Prove using combinatorics $\sum\limits_{r=0}^n2^{n-r}*\binom{n+r}{n}=2^{2n}$

Question

Prove using combinatorics $\sum\limits_{r=0}^n2^{n-r}*\binom{n+r}{n}=2^{2n}$

The right side is choosing some persons from $2n$ people but I can't find a way to explain the left side it has both combination and power of $2$.Any hints?

Answer 1

Consider the set $S$ of all possible bitstrings of length $2n$. Given a bitstring $s \in S$, define $k$-prefix of $s$ as the shortest prefix bitstring of $s$ with either exactly $k$ $0$s or exactly $k$ $1$s. Since we are considering the shortest prefix, a $k$-prefix with exactly $k$ 1s ends with bit $1$; a $k$-prefix with exactly $k$ 0s ends with bit $0$.

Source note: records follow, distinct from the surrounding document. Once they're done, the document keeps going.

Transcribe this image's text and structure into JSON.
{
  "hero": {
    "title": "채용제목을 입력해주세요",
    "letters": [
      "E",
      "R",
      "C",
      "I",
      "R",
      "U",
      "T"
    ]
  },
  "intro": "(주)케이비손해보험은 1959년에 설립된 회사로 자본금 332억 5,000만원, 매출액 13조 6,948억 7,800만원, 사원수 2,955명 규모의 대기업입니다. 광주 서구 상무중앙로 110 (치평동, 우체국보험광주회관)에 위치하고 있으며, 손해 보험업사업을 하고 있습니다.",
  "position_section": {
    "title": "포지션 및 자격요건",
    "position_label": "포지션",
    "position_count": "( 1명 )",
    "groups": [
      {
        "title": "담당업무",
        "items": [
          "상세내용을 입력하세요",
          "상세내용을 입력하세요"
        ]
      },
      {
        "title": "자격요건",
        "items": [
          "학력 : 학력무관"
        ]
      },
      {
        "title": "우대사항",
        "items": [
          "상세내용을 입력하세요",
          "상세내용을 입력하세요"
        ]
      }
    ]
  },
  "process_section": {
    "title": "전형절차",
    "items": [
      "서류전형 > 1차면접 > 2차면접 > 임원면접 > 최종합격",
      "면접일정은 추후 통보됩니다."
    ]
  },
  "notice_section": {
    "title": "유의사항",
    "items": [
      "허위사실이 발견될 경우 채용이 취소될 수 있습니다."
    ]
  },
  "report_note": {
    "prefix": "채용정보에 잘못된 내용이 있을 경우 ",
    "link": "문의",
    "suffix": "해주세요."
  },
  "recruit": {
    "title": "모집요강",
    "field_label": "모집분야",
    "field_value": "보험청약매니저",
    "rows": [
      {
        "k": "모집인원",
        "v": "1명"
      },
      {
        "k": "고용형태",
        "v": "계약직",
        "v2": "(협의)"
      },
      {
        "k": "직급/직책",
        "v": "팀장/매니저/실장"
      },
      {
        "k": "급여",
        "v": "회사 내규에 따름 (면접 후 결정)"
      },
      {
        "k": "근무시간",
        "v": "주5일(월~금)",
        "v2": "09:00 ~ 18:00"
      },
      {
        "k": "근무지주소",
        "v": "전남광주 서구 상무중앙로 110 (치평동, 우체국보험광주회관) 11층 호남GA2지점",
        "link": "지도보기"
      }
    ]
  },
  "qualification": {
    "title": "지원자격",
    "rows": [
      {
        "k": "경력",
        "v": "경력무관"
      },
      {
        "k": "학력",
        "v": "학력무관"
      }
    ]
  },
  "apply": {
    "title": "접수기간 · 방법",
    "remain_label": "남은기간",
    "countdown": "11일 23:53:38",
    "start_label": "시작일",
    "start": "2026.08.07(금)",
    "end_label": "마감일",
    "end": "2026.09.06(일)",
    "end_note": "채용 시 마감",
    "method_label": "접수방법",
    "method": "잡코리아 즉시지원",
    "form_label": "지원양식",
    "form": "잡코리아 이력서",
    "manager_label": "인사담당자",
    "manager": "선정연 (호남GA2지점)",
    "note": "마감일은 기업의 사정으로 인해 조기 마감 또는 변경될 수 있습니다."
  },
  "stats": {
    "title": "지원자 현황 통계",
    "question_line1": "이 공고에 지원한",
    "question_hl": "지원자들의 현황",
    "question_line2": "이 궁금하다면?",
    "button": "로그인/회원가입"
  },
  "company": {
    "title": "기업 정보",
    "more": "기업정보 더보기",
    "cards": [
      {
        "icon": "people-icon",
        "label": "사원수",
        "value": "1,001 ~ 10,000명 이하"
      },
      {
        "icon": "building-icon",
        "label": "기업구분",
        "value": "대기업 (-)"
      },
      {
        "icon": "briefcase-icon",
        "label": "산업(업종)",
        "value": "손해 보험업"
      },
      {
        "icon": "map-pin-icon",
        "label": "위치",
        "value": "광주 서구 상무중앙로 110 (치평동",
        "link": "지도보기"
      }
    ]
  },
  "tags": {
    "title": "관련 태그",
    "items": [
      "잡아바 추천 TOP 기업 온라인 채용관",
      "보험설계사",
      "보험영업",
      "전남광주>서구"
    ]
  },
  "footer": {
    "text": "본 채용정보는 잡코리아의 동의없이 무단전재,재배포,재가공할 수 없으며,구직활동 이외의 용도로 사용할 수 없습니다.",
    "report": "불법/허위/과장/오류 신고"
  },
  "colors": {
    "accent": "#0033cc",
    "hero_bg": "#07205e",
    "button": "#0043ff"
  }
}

Now, consider $(n+1)$-prefixes. Any $(n+1)$-prefix must be of length at least $n+1$ and at most $2n$. For a given length $n+1+r$ of $(n+1)$-prefixes ($0 \le r \le n-1$), there are $2 \cdot {{n+r}\choose{n}}$ possible such $(n+1)$-prefixes. Each $s \in S$ has a unique $(n+1)$-prefix, unless $s$ has exactly $n$ 0s and $n$ 1s. There are $2^{n-r-1}$ bitstrings in $S$ that share a given $(n+1)$-prefix of length $n+1+r$. The total number of bitstrings in $S$ is therefore: $$ {{2n}\choose{n}} + \sum_{r=0}^{n-1}2{{n+r}\choose{n}}\cdot 2^{n-r-1} = \sum_{r=0}^{n}{{n+r}\choose{n}}\cdot 2^{n-r} $$

Answer 2

Hint:

Consider monotonic lattice paths from $(0,0)$ to the line $y=2n-x$ that pass through the line $\smash{x=n+\frac{1}{2}}$ and that pass through the line $\smash{y=n+\frac{1}{2}}$ and those directly to the point $(n,n)$.